Como o sujeito que sofre com as situações que o autor impõe a ele. E talvez o autor carregue nos rótulos e estereótipos, dificultando a vida do pobre Pastoriza. Mas ele parece gostar dos livros ou, pelo menos, finge gostar, já que escreveu a orelha do último romance. Queria aproveitar a pergunta pra me desculpar com o personagem. Posso? Então lá vai. Perdoe-me pelos inúmeros erros, Antonio. Perdoe-me pelos adjetivos injustos, pelas frases longas e também pelas curtas. Mas lembre-se que a história pertence a quem a lê. O nome do leitor é que deveria vir na capa, não o meu – como diria o Lobo Antunes. Então, por favor, divida a minha culpa com ele (o leitor, não o Lobo).


Em nota ao romance, são identificadas as referências explícitas e implícitas a autores da literatura brasileira contemporânea, entre os quais Reinado Moraes, Luiz Ruffato, Adriana Lisboa, João Carrascosa, Lourenço Mutarelli. São escritores de quem você se sente próximo?

São escritores que eu admiro. Assim como admiro o Luiz Eduardo Matta, o Edney Silvestre, o Rodrigo Lacerda, o Antonio Torres, a Carola Saavedra e o André Vianco, entre muitos outros. Mas não estou necessariamente próximo deles. Apenas me preocupo em ler os autores nacionais contemporâneos. E fico muito surpreso quando alguns escritores brasileiros citam apenas autores estrangeiros (ou nacionais que já tenham morrido) como suas referências. Gostaria de saber os motivos.

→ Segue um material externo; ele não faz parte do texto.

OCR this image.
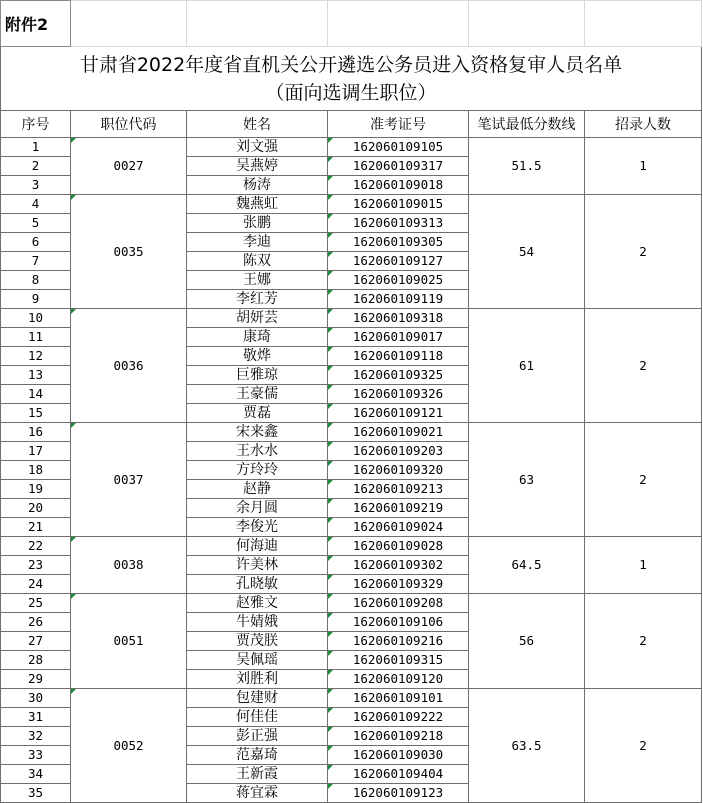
附件2					

甘肃省2022年度省直机关公开遴选公务员进入资格复审人员名单
（面向选调生职位）					

序号	职位代码	姓名	准考证号	笔试最低分数线	招录人数
1	0027	刘文强	162060109105	51.5	1
2		吴燕婷	162060109317		
3		杨涛	162060109018		
4	0035	魏燕虹	162060109015	54	2
5		张鹏	162060109313		
6		李迪	162060109305		
7		陈双	162060109127		
8		王娜	162060109025		
9		李红芳	162060109119		
10	0036	胡妍芸	162060109318	61	2
11		康琦	162060109017		
12		敬烨	162060109118		
13		巨雅琼	162060109325		
14		王豪儒	162060109326		
15		贾磊	162060109121		
16	0037	宋来鑫	162060109021	63	2
17		王水水	162060109203		
18		方玲玲	162060109320		
19		赵静	162060109213		
20		余月圆	162060109219		
21		李俊光	162060109024		
22	0038	何海迪	162060109028	64.5	1
23		许美林	162060109302		
24		孔晓敏	162060109329		
25	0051	赵雅文	162060109208	56	2
26		牛婧娥	162060109106		
27		贾茂朕	162060109216		
28		吴佩瑶	162060109315		
29		刘胜利	162060109120		
30	0052	包建财	162060109101	63.5	2
31		何佳佳	162060109222		
32		彭正强	162060109218		
33		范嘉琦	162060109030		
34		王新霞	162060109404		
35		蒋宜霖	162060109123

Seu primeiro romance, “Fábrica de diplomas”, de 2008, está sendo relançado pela Record. Você fez mudanças no livro?

Fiz algumas mudanças. Cortei um ou outro parágrafo para tornar a narrativa mais dinâmica.


Qual a importância do Rio como cenário de suas histórias?

O Rio de Janeiro está presente em todos os meus romances. Como diz o Antonio Gedeão, “minha aldeia é todo mundo, poço sem fundo”. Ainda há muito o que falar sobre esta cidade. E, falando sobre ela, falar sobre todas, conforme aprendi com o Renato Cordeiro Gomes.


O Manifesto Silvestre, de 2010, em defesa do entretenimento e da popularização da literatura, do qual você foi um dos signatários, continua de pé? Que avanços ou retrocessos você aponta na proposta?

Foi um momento importante para marcar a defesa da formação de leitores no país e de alguns gêneros que pareciam ignorados pela mídia e pela crítica. O número de signatários triplicou em um ano.
Mas acho que fui incompreendido por alguns colegas, tanto na academia como na literatura. Mesmo assim, continuo defendendo as ideias que estão descritas no manifesto, o que não quer dizer que elas sejam balizadoras dos meus romances (muito pelo contrário) ou dos romances dos demais signatários. Aliás, os signatários têm obras completamente distintas em termos de gênero e identidade. O texto é político – como todo manifesto – e assim deveria ser interpretado.
Mas, como já disse, o texto sempre pertence ao leitor.